What are the biggest privacy fines in history?

The largest GDPR fines include Meta's 1.2 billion euros (Ireland DPC, 2023) for unlawful EU-US data transfers, Amazon's 746 million euros (Luxembourg, 2021) for advertising targeting, and Meta's 405 million euros (Ireland DPC, 2022) for children's data on Instagram. Under CCPA, Sephora paid $1.2 million (2022) for failing to honor opt-out requests.

How often do privacy enforcement actions happen?

EU DPAs collectively issue hundreds of GDPR enforcement actions per year. The pace has accelerated — 2024 saw more fines than any previous year. Cookie consent violations are among the most frequently enforced, particularly by France's CNIL and Spain's AEPD.

Can small companies get privacy fines?

Yes. While headline fines target large companies, DPAs regularly fine small and medium businesses. Spain's AEPD issues fines as low as 2,000-10,000 euros to small businesses for consent violations.
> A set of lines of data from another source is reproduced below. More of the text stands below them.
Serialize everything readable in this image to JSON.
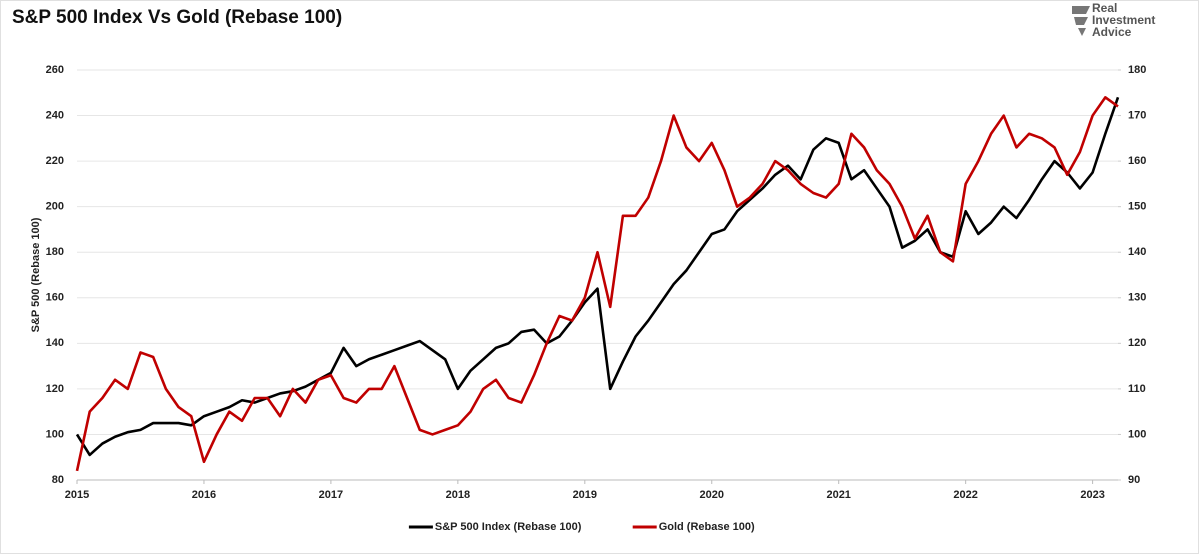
{
  "chart_data": {
    "type": "line",
    "title": "S&P 500 Index Vs Gold (Rebase 100)",
    "y_label": "S&P 500 (Rebase 100)",
    "x": [
      2015.0,
      2015.1,
      2015.2,
      2015.3,
      2015.4,
      2015.5,
      2015.6,
      2015.7,
      2015.8,
      2015.9,
      2016.0,
      2016.1,
      2016.2,
      2016.3,
      2016.4,
      2016.5,
      2016.6,
      2016.7,
      2016.8,
      2016.9,
      2017.0,
      2017.1,
      2017.2,
      2017.3,
      2017.4,
      2017.5,
      2017.6,
      2017.7,
      2017.8,
      2017.9,
      2018.0,
      2018.1,
      2018.2,
      2018.3,
      2018.4,
      2018.5,
      2018.6,
      2018.7,
      2018.8,
      2018.9,
      2019.0,
      2019.1,
      2019.2,
      2019.3,
      2019.4,
      2019.5,
      2019.6,
      2019.7,
      2019.8,
      2019.9,
      2020.0,
      2020.1,
      2020.2,
      2020.3,
      2020.4,
      2020.5,
      2020.6,
      2020.7,
      2020.8,
      2020.9,
      2021.0,
      2021.1,
      2021.2,
      2021.3,
      2021.4,
      2021.5,
      2021.6,
      2021.7,
      2021.8,
      2021.9,
      2022.0,
      2022.1,
      2022.2,
      2022.3,
      2022.4,
      2022.5,
      2022.6,
      2022.7,
      2022.8,
      2022.9,
      2023.0,
      2023.1,
      2023.2
    ],
    "series": [
      {
        "name": "S&P 500 Index (Rebase 100)",
        "color": "#000000",
        "axis": "y",
        "values": [
          100,
          91,
          96,
          99,
          101,
          102,
          105,
          105,
          105,
          104,
          108,
          110,
          112,
          115,
          114,
          116,
          118,
          119,
          121,
          124,
          127,
          138,
          130,
          133,
          135,
          137,
          139,
          141,
          137,
          133,
          120,
          128,
          133,
          138,
          140,
          145,
          146,
          140,
          143,
          150,
          158,
          164,
          120,
          132,
          143,
          150,
          158,
          166,
          172,
          180,
          188,
          190,
          198,
          203,
          208,
          214,
          218,
          212,
          225,
          230,
          228,
          212,
          216,
          208,
          200,
          182,
          185,
          190,
          180,
          178,
          198,
          188,
          193,
          200,
          195,
          203,
          212,
          220,
          215,
          208,
          215,
          232,
          248
        ]
      },
      {
        "name": "Gold (Rebase  100)",
        "color": "#c00000",
        "axis": "y2",
        "values": [
          92,
          105,
          108,
          112,
          110,
          118,
          117,
          110,
          106,
          104,
          94,
          100,
          105,
          103,
          108,
          108,
          104,
          110,
          107,
          112,
          113,
          108,
          107,
          110,
          110,
          115,
          108,
          101,
          100,
          101,
          102,
          105,
          110,
          112,
          108,
          107,
          113,
          120,
          126,
          125,
          130,
          140,
          128,
          148,
          148,
          152,
          160,
          170,
          163,
          160,
          164,
          158,
          150,
          152,
          155,
          160,
          158,
          155,
          153,
          152,
          155,
          166,
          163,
          158,
          155,
          150,
          143,
          148,
          140,
          138,
          155,
          160,
          166,
          170,
          163,
          166,
          165,
          163,
          157,
          162,
          170,
          174,
          172
        ]
      }
    ],
    "xlim": [
      2015,
      2023.2
    ],
    "xticks": [
      2015,
      2016,
      2017,
      2018,
      2019,
      2020,
      2021,
      2022,
      2023
    ],
    "ylim": [
      80,
      260
    ],
    "yticks": [
      80,
      100,
      120,
      140,
      160,
      180,
      200,
      220,
      240,
      260
    ],
    "y2lim": [
      90,
      180
    ],
    "y2ticks": [
      90,
      100,
      110,
      120,
      130,
      140,
      150,
      160,
      170,
      180
    ],
    "grid": true,
    "legend": "bottom"
  },
  "logo": {
    "lines": [
      "Real",
      "Investment",
      "Advice"
    ]
  }
}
The CCPA's $7,500 per-violation penalty also applies regardless of company size.

What privacy enforcement should website owners watch?

Watch for: cookie consent enforcement trends (especially from CNIL), Google Consent Mode v2 compliance requirements, Global Privacy Control (GPC) enforcement under CCPA, and any enforcement in your specific industry. Changes in one jurisdiction often signal upcoming enforcement in others.